La tua partecipazione al concerto di questa sera, fitto di nomi giovani, è più una testimonianza della tua omai eterna modernità o di uno spiccato affetto per le battaglie del Pride?

Sono sempre in movimento e ho simpatia per tutto ciò che osa andare oltre. Il mio ultimo album del 2022 (“Oltre la zona sicura”) – presentato anche alla Biennale – è stato registrato con Stefano Ceri, che viene da una scena milanese decisamente giovane. Da questa scena ho ricevuto attestati e riconoscimenti inattesi, ho scoperto di essere stato un’ispirazione per loro. Così mi sono riallacciato al mio passato, un fenomeno strano per me, visto che non ho mai guardato molto al passato. Oggi potrei fare anche cose più semplice e popolari, però ciò che mi muove è la voglia. La stessa voglia di esplorare che mi ha spinto a incidere un album dopo 19 anni di silenzio. Situazioni come il Pride mi danno la possibilità di fare la cosa a cui tengo di più: esprimermi davanti a un pubblico giovane, fresco. Tra l'altro, da quando ho espresso questo desiderio, a Tokyo nel 2019, durante una cerimonia buddista – perché dal 1988 sono buddista della Soka Gakkai International –, sono avvenute tante cose. Pekka, un dj giovanissimo, ha remixato “Magico... di notte”, brano tratto da “Di notte”, l’ultimo album della trilogia americana. Un disco che, per via di complesse ragioni legali, era quasi andato perduto e che presto (finalmente!) Universal ristamperà. Un album molto forte, persino migliore di “Figli delle stelle”, che però non ebbe la fortuna che forse meritava. Ecco, stasera, con “Magico… di notte” si ballerà. Pekka gli ha dato un tiro spaventoso.

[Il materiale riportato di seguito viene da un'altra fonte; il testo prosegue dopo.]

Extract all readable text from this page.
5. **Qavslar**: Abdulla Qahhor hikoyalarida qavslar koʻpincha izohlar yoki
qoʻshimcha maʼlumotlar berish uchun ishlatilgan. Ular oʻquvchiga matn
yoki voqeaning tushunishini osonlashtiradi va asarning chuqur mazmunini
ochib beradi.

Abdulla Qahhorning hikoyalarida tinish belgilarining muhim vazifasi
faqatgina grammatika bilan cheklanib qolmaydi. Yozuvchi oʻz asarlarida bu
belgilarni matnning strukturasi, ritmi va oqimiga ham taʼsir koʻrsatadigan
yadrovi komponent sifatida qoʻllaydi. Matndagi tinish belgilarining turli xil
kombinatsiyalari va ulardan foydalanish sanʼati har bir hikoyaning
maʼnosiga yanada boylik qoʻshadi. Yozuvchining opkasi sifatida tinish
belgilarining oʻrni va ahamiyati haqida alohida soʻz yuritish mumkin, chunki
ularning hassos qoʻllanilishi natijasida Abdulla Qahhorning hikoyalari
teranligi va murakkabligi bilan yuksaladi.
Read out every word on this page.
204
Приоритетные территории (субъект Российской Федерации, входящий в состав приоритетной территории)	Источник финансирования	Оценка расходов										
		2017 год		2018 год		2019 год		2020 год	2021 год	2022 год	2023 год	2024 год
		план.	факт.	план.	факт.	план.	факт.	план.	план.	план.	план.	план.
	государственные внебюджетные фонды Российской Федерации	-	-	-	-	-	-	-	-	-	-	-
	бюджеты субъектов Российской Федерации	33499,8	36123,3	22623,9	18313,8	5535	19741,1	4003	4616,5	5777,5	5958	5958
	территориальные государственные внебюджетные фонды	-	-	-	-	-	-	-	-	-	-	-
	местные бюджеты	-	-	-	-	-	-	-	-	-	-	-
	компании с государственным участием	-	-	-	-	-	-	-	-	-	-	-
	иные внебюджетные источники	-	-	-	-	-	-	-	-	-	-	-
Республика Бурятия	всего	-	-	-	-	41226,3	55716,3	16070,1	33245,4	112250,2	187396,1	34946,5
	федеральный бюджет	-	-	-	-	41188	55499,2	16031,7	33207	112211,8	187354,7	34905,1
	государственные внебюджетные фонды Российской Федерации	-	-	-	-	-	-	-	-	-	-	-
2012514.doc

Come commenti l’uscita di Elio secondo cui il rap non è musica ed è umiliante che il vincitore di Sanremo, Olly, abbia vinto il Festival a colpi di autotune?

Non c'ho mai pensato (sorride, nda), nel senso che… Mah, il rap ormai è una cosa normale. Una consuetudine. Non mi appartiene, ma è una cultura che dà molte possibilità espressive all’artista. Partiamo dall’autotune, invece: su questo Elio può avere ragione, almeno in parte, nel senso che se utilizzi l’autotune come effetto, allora è un conto. Così ne fai un uso, diciamo, artistico. Se lo usi per cantare sempre in tono, invece, non mi convince perché ti ritrovi pezzi pop, melodici, che suonano inutilmente artificiosi. In questo senso l’autotune sembra un po’ un modo per occultare i propri umani limiti. Mi piacerebbe molto tornare a sentire voci più vere, limiti inclusi. Oggi mi pare tutto sempre poco umano ma, se così è, allora dov’è la musica? Dov’è la musica se attraverso di essa non trasmettiamo la nostra umanità? Il nostro orgoglio – nonostante guerre e orrori – di essere umani?

Federico Zampaglione, di recente, ha spiegato bene come funziona il sistema che rende molti recenti concerti “sold-out” una grande furbata che alla fine mette in crisi proprio l’artista medesimo…

Oggi è tutto falso. Cioè, se vogliamo andare in fondo e dirla tutta: oggi, di vero, c’è pochissimo in giro. La politica, il giornalismo, la pubblicità. Tutto fake. E noi stessi, quasi per forza, finiamo per essere sempre più falsi. Viviamo nell’inganno della maschera. Nessuno è più responsabile. Perché è facile non esserlo, perché nessuno dice più che fa male non esserlo. Questa è la lotta che ci aspetta se vogliamo evitare di sprofondare nella logica delle guerre, del razzismo. Dobbiamo tornare a noi stessi, alla connessione con noi stessi. “Sienteme” era questo: ascoltiamo la voce della coscienza. Ora mi pare che stiamo tutti vivendo una vita parallela. Falsa.

Una consapevolezza, la tua, che viene anche dal buddismo?

È necessaria una rivoluzione umana, spirituale. Non vedo alternative.Certamente.